Do You Hear What I Hear?
As I was reading the scripture passage for this week, I heard the song “Do You Hear What I Hear?” I have to be honest: this isn’t one of my favorites. I’ve always found it a bit tedious. But this time I heard it with a different ear. The song starts with the night wind talking to a lamb: “Do you see what I see? A star in the sky!” The lamb then talks to the shepherd boy: “Do you hear what I hear? A song in the air!” The shepherd boy tells the king: “Do you know what I know? A baby shivers in the cold!” Finally the king tells everyone in the kingdom, “Listen to what I say! Pray for peace – the child will bring us goodness and light.”

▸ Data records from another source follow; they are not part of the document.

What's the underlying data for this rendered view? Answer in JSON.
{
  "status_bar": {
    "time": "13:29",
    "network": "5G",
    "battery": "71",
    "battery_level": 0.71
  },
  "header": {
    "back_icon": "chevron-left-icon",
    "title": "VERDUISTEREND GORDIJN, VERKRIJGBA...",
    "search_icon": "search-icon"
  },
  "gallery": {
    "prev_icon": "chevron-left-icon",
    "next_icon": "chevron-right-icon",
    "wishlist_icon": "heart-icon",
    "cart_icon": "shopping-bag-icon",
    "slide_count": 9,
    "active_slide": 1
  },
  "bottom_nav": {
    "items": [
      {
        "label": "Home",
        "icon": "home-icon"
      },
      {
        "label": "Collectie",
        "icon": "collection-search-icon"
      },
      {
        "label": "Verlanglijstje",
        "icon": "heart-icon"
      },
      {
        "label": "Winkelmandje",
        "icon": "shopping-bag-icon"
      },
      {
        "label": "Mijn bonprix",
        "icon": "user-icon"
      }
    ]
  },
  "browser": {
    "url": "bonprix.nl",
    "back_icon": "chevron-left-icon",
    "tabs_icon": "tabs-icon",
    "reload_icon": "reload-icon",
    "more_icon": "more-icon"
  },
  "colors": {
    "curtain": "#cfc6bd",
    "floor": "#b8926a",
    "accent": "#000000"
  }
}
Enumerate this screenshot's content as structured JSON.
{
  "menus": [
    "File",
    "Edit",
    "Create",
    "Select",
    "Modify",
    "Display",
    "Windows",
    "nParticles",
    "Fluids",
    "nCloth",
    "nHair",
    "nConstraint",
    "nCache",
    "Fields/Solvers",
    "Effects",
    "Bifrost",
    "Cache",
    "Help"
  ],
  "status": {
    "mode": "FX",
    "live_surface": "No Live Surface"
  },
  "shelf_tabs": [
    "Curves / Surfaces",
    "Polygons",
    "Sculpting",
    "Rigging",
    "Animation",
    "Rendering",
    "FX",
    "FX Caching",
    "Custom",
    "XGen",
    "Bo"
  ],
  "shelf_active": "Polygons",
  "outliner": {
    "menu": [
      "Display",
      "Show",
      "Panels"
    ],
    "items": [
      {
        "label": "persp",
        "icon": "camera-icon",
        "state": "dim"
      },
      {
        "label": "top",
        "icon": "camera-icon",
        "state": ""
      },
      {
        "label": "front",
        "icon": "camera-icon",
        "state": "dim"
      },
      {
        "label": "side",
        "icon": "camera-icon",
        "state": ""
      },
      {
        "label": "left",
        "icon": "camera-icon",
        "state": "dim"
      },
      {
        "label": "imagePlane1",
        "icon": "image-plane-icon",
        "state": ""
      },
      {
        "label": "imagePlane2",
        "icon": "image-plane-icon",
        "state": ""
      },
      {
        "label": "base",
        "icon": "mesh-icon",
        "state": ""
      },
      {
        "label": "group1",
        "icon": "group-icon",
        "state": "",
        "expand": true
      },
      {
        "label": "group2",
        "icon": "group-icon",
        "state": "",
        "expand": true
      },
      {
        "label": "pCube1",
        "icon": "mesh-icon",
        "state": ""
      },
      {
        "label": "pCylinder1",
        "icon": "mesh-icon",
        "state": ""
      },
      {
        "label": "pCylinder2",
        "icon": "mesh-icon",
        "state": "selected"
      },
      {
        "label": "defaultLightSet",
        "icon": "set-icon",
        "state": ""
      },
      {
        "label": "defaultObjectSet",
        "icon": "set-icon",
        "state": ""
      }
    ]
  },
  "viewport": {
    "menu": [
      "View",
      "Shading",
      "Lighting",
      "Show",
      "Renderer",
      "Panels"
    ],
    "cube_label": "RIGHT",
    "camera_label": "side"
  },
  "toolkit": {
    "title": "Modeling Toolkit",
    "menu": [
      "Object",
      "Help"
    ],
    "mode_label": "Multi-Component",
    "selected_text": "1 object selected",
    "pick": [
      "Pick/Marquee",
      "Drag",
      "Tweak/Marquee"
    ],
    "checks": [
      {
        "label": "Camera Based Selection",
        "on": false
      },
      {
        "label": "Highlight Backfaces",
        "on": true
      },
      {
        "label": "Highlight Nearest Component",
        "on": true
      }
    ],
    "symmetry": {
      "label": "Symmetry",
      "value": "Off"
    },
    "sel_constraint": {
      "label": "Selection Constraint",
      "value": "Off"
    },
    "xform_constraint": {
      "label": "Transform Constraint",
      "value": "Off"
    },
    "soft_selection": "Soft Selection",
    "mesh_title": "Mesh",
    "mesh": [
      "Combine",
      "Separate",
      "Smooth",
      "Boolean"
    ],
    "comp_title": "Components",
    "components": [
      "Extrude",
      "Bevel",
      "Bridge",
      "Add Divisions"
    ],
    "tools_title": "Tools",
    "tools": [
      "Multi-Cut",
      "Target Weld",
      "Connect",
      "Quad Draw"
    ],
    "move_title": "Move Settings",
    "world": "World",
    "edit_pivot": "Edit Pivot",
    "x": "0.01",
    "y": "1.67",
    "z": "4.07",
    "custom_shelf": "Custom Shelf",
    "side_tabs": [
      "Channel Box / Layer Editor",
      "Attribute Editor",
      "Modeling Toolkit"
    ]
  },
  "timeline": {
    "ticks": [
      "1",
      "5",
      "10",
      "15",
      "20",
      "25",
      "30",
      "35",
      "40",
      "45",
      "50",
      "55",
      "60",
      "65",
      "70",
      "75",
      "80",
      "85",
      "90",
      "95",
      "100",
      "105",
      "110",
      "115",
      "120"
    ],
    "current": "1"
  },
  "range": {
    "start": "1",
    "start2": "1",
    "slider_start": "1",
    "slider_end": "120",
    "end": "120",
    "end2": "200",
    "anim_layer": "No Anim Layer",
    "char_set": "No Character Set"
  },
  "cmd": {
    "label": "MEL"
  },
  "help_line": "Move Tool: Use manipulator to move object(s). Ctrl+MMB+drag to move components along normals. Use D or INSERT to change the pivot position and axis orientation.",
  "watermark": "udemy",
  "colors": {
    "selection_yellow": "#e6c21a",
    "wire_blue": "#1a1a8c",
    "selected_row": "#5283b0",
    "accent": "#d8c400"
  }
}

The message passes from a whisper on the wind all the way to the ruler, each time passing into greater power and each time with a deepening understanding. This is the way of Epiphany: blindness gives way to a growing experience of insight and strength. Finally we make the life change – the king of our hearts declares that it’s time for us to take action. And we do! We bask in the glory of our change of fortune. We can see clearly now and we rejoice – until that next blinding moment of new insight.
Epiphany is an open invitation. Even if we cover our eyes and jump into the nearest dark closet, it never closes to us. It stands by, waiting patiently for us to recover our courage, knowing that our eyes are capable of sight they don’t yet know. First, a whisper on the breeze; finally, a commandment of peace and new life. Blessed challenge, amazing gift!